Australia joined the occupation not expecting to convert the former enemy but to punish and ostracise him. With immigration restrictions, in some respects, even tighter than they were in 1941, permission was denied for troops in Japan to marry across the race divide. Anyone defying the ban risked being forcibly removed from his de facto wife and children. Although these measures were relaxed in 1952 to admit the first Japanese war brides, no such right was extended to the unacknowledged or orphaned children of Australian servicemen. In addition, the federal government maintained an elaborate deception to stop the children being adopted by Australian families. Bogus welfare arguments were used to cover a purely political determination. The moment the strategy showed signs of faltering, it was reinforced through public monies being deployed to keep the children in Japan. There were almost no exceptions, even for the sons and daughters of brave men who had fought and died in the Korean War. In the words of a leading churchman of the day, the Reverend Alan Walker: “There have been few more disgraceful incidents in the whole miserable history of Australia’s racial immigration policy.”

This paper will introduce several individuals born in or near the city of Kure, in Hiroshima prefecture, where the British Commonwealth Occupation Force (BCOF) was based from 1946 until the withdrawn of the last Korean War contingent in 1956. The Kure Kids encountered discrimination because of their physical appearance, dysfunctional family life, low socioeconomic status and social isolation. But the lives of these Japanese “others” represented much more—in quality, variety and achievement—than is suggested by the conventional portrayal of “sad, unspoken stories.”

Between Father Land and Mother Land: a British-Japanese Dual National and his Pacific War
Keiko Tamua

In war, individuals are categorized either as friend or foe, and enemy nationals are seen and treated with suspicion and fear. In December 1941, when the Pacific War started, about 700 out of 2134 civilians of the Allied nations who were residing in Japan were arrested or interned as enemy aliens. Most of them had lived in Japan for a number of years and had become part of the community. Some civilians were repatriated to their home countries on exchange boats in 1942 and 43, but others decided to remain in Japan even though they knew they were going to be interned or kept under police surveillance. Most of them had mixed heritage through their parents and/or having Japanese spouse; they thought their home was Japan rather than Britain or the USA, and they felt they could not leave without their family members.
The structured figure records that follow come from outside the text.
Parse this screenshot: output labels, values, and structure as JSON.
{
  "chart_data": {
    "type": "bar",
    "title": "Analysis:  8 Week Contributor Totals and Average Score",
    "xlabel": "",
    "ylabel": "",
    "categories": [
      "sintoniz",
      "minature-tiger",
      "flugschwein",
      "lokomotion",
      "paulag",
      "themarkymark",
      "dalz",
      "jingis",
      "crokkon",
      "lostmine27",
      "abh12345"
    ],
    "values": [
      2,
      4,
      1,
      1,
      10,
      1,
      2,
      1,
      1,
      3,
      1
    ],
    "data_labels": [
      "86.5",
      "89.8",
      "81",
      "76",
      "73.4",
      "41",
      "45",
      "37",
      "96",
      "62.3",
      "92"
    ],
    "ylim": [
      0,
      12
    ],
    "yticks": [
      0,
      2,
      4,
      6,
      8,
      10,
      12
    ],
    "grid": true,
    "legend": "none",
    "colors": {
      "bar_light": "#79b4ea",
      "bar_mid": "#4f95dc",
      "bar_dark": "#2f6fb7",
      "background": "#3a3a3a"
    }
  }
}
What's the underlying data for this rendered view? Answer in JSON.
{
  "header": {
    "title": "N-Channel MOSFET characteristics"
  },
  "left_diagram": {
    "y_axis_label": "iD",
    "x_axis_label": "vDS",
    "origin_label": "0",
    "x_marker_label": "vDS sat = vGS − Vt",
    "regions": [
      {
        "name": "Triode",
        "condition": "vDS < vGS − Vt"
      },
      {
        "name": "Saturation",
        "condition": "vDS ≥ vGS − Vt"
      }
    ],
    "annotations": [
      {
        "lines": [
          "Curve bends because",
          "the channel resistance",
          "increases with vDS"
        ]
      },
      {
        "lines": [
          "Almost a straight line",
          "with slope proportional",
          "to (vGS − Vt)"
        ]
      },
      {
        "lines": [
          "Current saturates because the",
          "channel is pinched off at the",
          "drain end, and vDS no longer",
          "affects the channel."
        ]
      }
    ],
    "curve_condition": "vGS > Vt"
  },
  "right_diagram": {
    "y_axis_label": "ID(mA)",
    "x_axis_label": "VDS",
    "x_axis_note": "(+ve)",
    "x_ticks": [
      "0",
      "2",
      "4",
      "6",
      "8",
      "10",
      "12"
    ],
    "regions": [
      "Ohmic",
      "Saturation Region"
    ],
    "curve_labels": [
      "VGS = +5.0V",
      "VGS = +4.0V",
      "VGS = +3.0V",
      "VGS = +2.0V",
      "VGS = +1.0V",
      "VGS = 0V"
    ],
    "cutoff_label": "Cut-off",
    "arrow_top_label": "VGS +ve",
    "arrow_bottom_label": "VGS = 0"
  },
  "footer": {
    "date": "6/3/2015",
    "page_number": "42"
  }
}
F. M. Jonas was one of these expatriates who were caught in the war. He was born in Osaka in 1878, having a British father and a Japanese mother. He had established himself as a respectable British businessman in pre-war Kobe, running a stevedore business at the port. He was highly regarded both in the expatriate and Japanese communities, having been vicechairman of the Kobe Foreign Chamber of Commerce, and president of the Kobe Regatta and Athletic Club – the premier expatriate social club in Kobe. When the war started Jonas was arrested by the Japanese authorities, and later interned as an enemy alien. However, he managed to secure release from internment through British-Japanese dual citizenship, and he changed his name to Morii Kamejirō. When the war ended, he tried to re-establish his formal status as a British national. He died in 1950 before final resolution was officially made. Did he claim citizenship of convenience to suit the circumstances, to avoid internment, and consequently did he betray his father land? Or did he have legitimate reasons to do so? What were the consequences of his action for himself and his family? Japanese nationality laws upheld the principle of paternal succession until 1985, and dual citizenship has never been recognized. How did Jonas convince the authorities of his dual nationality? In this paper, I will discuss the life course of F. M. Jonas, who lived between father land and mother land in the middle of the Pacific War. Through Jonas’ story, I will explore, from a historical point of view, how the nationality of mixed decent people has been interpreted and handled in Japan and Britain.